2021 Fiscal Year Research-status Report
イヌ悪性腫瘍に起因するDICの新規治療法の確立を目指した基盤研究
Project/Area Number |
21K14992
|
Research Institution | Okayama University of Science |
Principal Investigator |
小林 宏祐 岡山理科大学, 獣医学部, 助教 (40876893)
|
Project Period (FY) |
2021-04-01 – 2024-03-31
|
Keywords | イヌ悪性腫瘍 / スタチン / 抗腫瘍効果 |
Outline of Annual Research Achievements |
イヌ悪性腫瘍に起因する播種性血管内凝固 (DIC) は,その病態に不明な点が多く有効な治療法も確立されていない。そこで本研究課題では,腫瘍細胞/組織における凝固活性因子である組織因子 (TF) と抑制因子であるトロンボモジュリン (TM) の発現バランスの変化がその病態において重要であると仮説を立てた。また高脂血症治療薬であるスタチンは,過去の報告よりTFやTMの発現を調節する作用が知られていることから、その治療薬として応用できる可能性を考えた。 当該年度ではイヌ乳腺腫瘍細胞に対するスタチンのin vitroにおける抗腫瘍効果を検討した。スタチンはAtrovastatin (Atr),Fluvastatin (Flu),Simvastatin (Sim) の3種を用いた。

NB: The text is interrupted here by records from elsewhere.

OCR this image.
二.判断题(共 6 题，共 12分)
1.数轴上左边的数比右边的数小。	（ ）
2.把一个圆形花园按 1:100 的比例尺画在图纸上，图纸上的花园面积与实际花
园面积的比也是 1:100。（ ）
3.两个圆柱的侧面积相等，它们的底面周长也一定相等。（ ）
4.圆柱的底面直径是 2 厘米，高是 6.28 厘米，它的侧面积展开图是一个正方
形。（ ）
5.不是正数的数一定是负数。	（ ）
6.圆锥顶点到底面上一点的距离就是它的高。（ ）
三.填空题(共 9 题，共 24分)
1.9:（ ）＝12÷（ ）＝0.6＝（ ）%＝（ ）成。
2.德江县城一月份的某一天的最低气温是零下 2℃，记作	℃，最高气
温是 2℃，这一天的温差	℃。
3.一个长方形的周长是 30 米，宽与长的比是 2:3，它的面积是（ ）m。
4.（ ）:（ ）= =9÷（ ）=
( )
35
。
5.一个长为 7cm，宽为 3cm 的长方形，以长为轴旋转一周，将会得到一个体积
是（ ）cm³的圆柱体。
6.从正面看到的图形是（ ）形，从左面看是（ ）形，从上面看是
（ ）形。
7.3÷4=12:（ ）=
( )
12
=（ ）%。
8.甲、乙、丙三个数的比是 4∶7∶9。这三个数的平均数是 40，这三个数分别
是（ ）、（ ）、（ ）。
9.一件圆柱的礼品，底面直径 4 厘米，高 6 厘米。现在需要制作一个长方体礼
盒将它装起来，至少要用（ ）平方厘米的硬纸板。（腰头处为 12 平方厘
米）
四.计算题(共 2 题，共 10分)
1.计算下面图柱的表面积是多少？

イヌ乳腺腫瘍細胞株4種のうち3種ではFluおよびSimによる強い細胞傷害性が認められ,その作用は用量依存的であった。一方でAtrは他の2薬と比較して弱い細胞傷害性しか認められなかった。その細胞傷害性の機序としては,Caspase-3の活性化を伴うアポトーシスの誘導とG0/G1期における細胞周期停止であることが明らかとなった。さらなる分子生物学的な機序の解明のためにAkt,Erk1/2およびJNKのリン酸化状態への影響を解析した。いずれの細胞株においてもAktのリン酸化タンパクの減少は認められなかった。一方で感受性のある細胞株のうち1種ではFluとSimによるErk1/2のリン酸化タンパクの減少が認められた。JNKのリン酸化に関しては,感受性のある細胞株すべてにおいてFluvastatinとSimvastatinによる上昇が認められた。そのためスタチンのイヌ乳腺腫瘍に対する細胞傷害性の共通する機序としてJNKのリン酸化レベルの上昇が重要であることが示唆された。
|
Current Status of Research Progress |
Current Status of Research Progress
3: Progress in research has been slightly delayed.
Reason
スタチンの抗腫瘍効果の解析は順調に進んでいるが,抗凝固作用の解析に遅れが生じている。ただし,イヌ腫瘍組織や末梢血における組織因子やトロンボモジュリンの発現,活性化に関する解析を予定しているが,臨床検体の確保は順調に行えている。
|
Strategy for Future Research Activity |
イヌ腫瘍症例より採材した腫瘍組織および末梢血における組織因子およびトロンボモジュリンの発現あるいは活性化を解析し,凝固パラメータとの相関性を解析することで,それらの因子のイヌ悪性腫瘍に随伴した血液凝固障害の病態における重要性を検討する。 また腫瘍細胞株を用いてスタチンがそれらの因子の発現や活性化に与える影響および分子生物学的機序を解析することで,スタチンの抗凝固作用に関する検証を行う。
|
Causes of Carryover |
一部の試薬をキャンペーン等で予算より安価に購入できたため,余りが生じた。次年度文と合わせて本研究課題の遂行に必要な物品費として使用する。